Ethical Scholarship

The First-Year Writing courses necessitate a great deal of contact with others’ words and others’ ideas. Indeed, the courses might be said to be centered around this back-and-forth with other writers. Consequently, it is very important that instructors clearly and thoroughly explain the difference between engaging productively and ethically with texts and others’ words, images, audio, and ideas. The boundaries between ethical scholarship and misuse of sources—or, even worse, outright plagiarism (stealing another’s ideas or claiming another’s words as one’s own, particularly for credit)—can be difficult for students to understand until they have spent a good deal of time writing and rewriting with other writers.

The best way to address plagiarism before it happens, of course, is to dedicate some class time to the concept of ethical scholarship and of academic writing as conversation, as well as to the conventions of citation and attribution, before students have written their essays. We urge instructors to share the program’s statement on ethical scholarship and plagiarism with students sometime before the first essay final draft is due, and to spend time in class working with the terms provided in that statement. However, we also encourage a broader conversation about ethical scholarship that goes beyond plagiarism, and that fits within an overall framework developed throughout the semester of academic writing as an act of joining an on-going conversation (and observing certain standards within that conversation).

Overall, we follow the WPA Guidelines on misuse of sources and plagiarism. We don’t want to run a writing class as a penitentiary in which we assume all the “inmates” will “cheat”; we’re not interested in an ethics based on fear.

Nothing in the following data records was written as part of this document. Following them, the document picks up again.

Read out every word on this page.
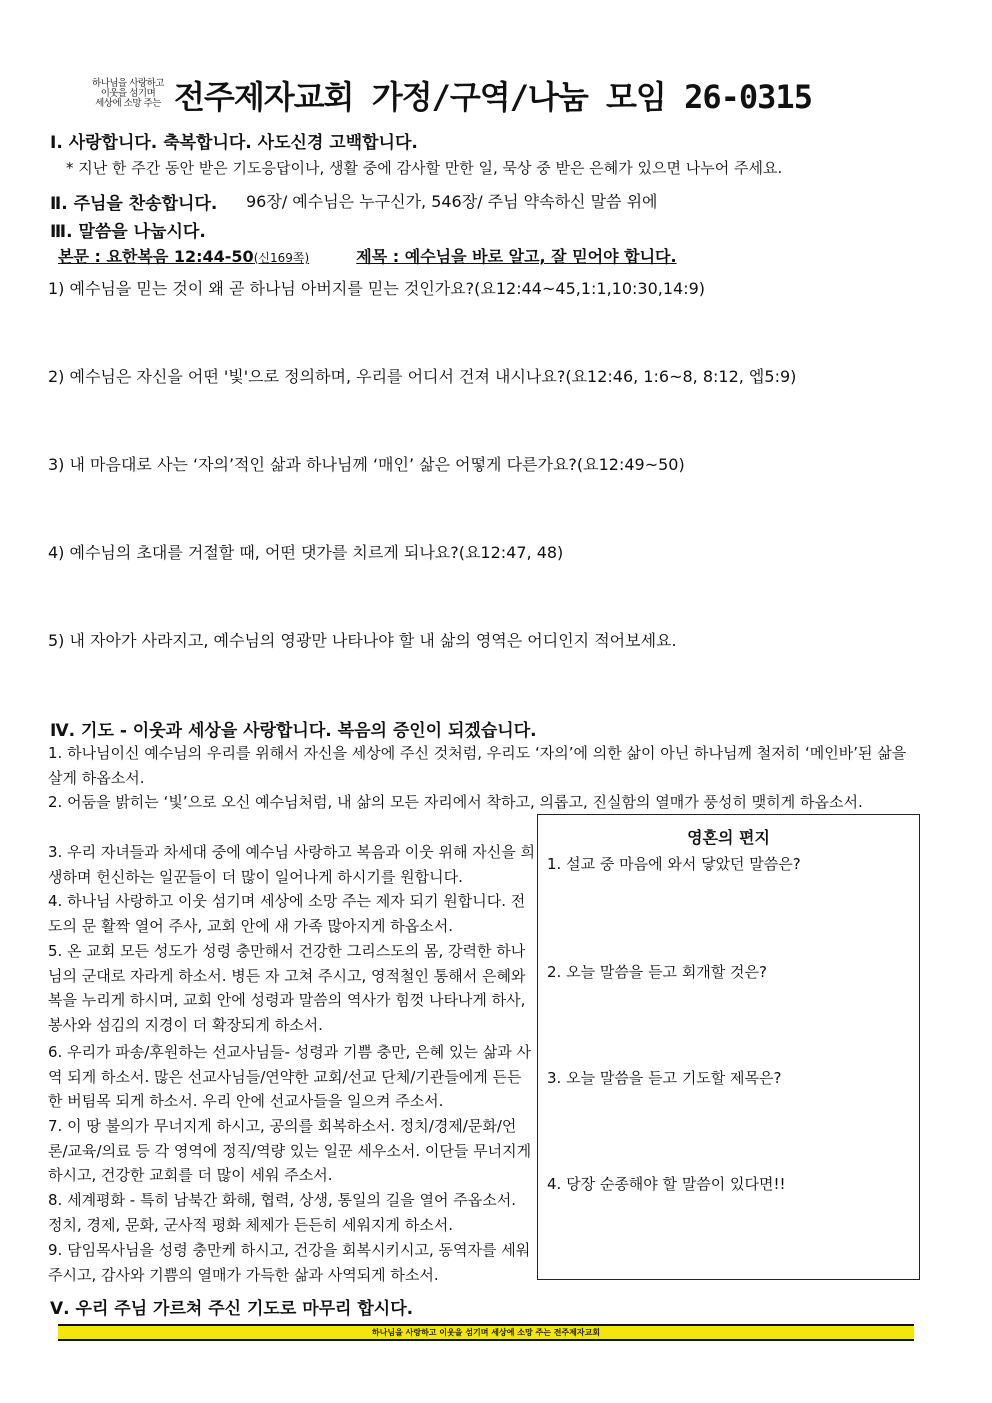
하나님을 사랑하고
이웃을 섬기며
세상에 소망 주는 전주제자교회 가정/구역/나눔 모임 26-0315
Ⅰ. 사랑합니다. 축복합니다. 사도신경 고백합니다.
* 지난 한 주간 동안 받은 기도응답이나, 생활 중에 감사할 만한 일, 묵상 중 받은 은혜가 있으면 나누어 주세요.
Ⅱ. 주님을 찬송합니다. 96장/ 예수님은 누구신가, 546장/ 주님 약속하신 말씀 위에
Ⅲ. 말씀을 나눕시다.
본문 : 요한복음 12:44-50(신169쪽)	제목 : 예수님을 바로 알고, 잘 믿어야 합니다.
1) 예수님을 믿는 것이 왜 곧 하나님 아버지를 믿는 것인가요?(요12:44~45,1:1,10:30,14:9)
2) 예수님은 자신을 어떤 '빛'으로 정의하며, 우리를 어디서 건져 내시나요?(요12:46, 1:6~8, 8:12, 엡5:9)
3) 내 마음대로 사는 ‘자의’적인 삶과 하나님께 ‘매인’ 삶은 어떻게 다른가요?(요12:49~50)
4) 예수님의 초대를 거절할 때, 어떤 댓가를 치르게 되나요?(요12:47, 48)
5) 내 자아가 사라지고, 예수님의 영광만 나타나야 할 내 삶의 영역은 어디인지 적어보세요.
Ⅳ. 기도 - 이웃과 세상을 사랑합니다. 복음의 증인이 되겠습니다.
1. 하나님이신 예수님의 우리를 위해서 자신을 세상에 주신 것처럼, 우리도 ‘자의’에 의한 삶이 아닌 하나님께 철저히 ‘메인바’된 삶을 살게 하옵소서.
2. 어둠을 밝히는 ‘빛’으로 오신 예수님처럼, 내 삶의 모든 자리에서 착하고, 의롭고, 진실함의 열매가 풍성히 맺히게 하옵소서.
3. 우리 자녀들과 차세대 중에 예수님 사랑하고 복음과 이웃 위해 자신을 희생하며 헌신하는 일꾼들이 더 많이 일어나게 하시기를 원합니다.
4. 하나님 사랑하고 이웃 섬기며 세상에 소망 주는 제자 되기 원합니다. 전도의 문 활짝 열어 주사, 교회 안에 새 가족 많아지게 하옵소서.
5. 온 교회 모든 성도가 성령 충만해서 건강한 그리스도의 몸, 강력한 하나님의 군대로 자라게 하소서. 병든 자 고쳐 주시고, 영적철인 통해서 은혜와 복을 누리게 하시며, 교회 안에 성령과 말씀의 역사가 힘껏 나타나게 하사, 봉사와 섬김의 지경이 더 확장되게 하소서.
6. 우리가 파송/후원하는 선교사님들- 성령과 기쁨 충만, 은혜 있는 삶과 사역 되게 하소서. 많은 선교사님들/연약한 교회/선교 단체/기관들에게 든든한 버팀목 되게 하소서. 우리 안에 선교사들을 일으켜 주소서.
7. 이 땅 불의가 무너지게 하시고, 공의를 회복하소서. 정치/경제/문화/언론/교육/의료 등 각 영역에 정직/역량 있는 일꾼 세우소서. 이단들 무너지게 하시고, 건강한 교회를 더 많이 세워 주소서.
8. 세계평화 - 특히 남북간 화해, 협력, 상생, 통일의 길을 열어 주옵소서. 정치, 경제, 문화, 군사적 평화 체제가 든든히 세워지게 하소서.
9. 담임목사님을 성령 충만케 하시고, 건강을 회복시키시고, 동역자를 세워 주시고, 감사와 기쁨의 열매가 가득한 삶과 사역되게 하소서.
영혼의 편지
1. 설교 중 마음에 와서 닿았던 말씀은?
2. 오늘 말씀을 듣고 회개할 것은?
3. 오늘 말씀을 듣고 기도할 제목은?
4. 당장 순종해야 할 말씀이 있다면!!
Ⅴ. 우리 주님 가르쳐 주신 기도로 마무리 합시다.
하나님을 사랑하고 이웃을 섬기며 세상에 소망 주는 전주제자교회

We want students to see themselves as valuable, contributing members of a group of like-minded individuals in pursuit of new ideas and new ways to communicate those ideas. To foster an environment like this, we believe the best approach to misuse of source material and academic misconduct is prevention that focuses on how students might situate themselves in a conversation (rather than report on others), how they might make use of others’ work, and why their ideas are valuable to readers (and why, by extension, others’ ideas are valuable, too).

We ask that all instructors review and make use of the following resources, and to begin any process with the people in the Storrs First-Year Writing office or with your regional campus Coordinator of First-Year Writing:

  • Before you take action, please begin with our page on Contextualizing Ethical Scholarship, where we offer potential contexts for why students might misuse sources.
  • Then, progress to the page on Addressing Issues of Academic Integrity with Students, where we describe what to do when you suspect misuse of sources.
  • After discussing the situation with FYW Administrators (firstyearwriting@uconn.edu), you may need to consult the University’s Academic Misconduct Review Procedure for reporting to the university. Filing a letter with Community Standards should only be done after consulting with First-Year Writing administrators (Assistant Directors, who will then apprise or escalate to the Directors).
  • If the consensus is that a letter should be filed, use the Sample Plagiarism/Misconduct Letter, as the model. Along with filing the letter with Community Standards, you must also send an official notification letter to the student in the case of a plagiarism accusation (see the procedures, above, for details).
  • You may also find information on ethical scholarship practices in our previously published Instructor Resource Book.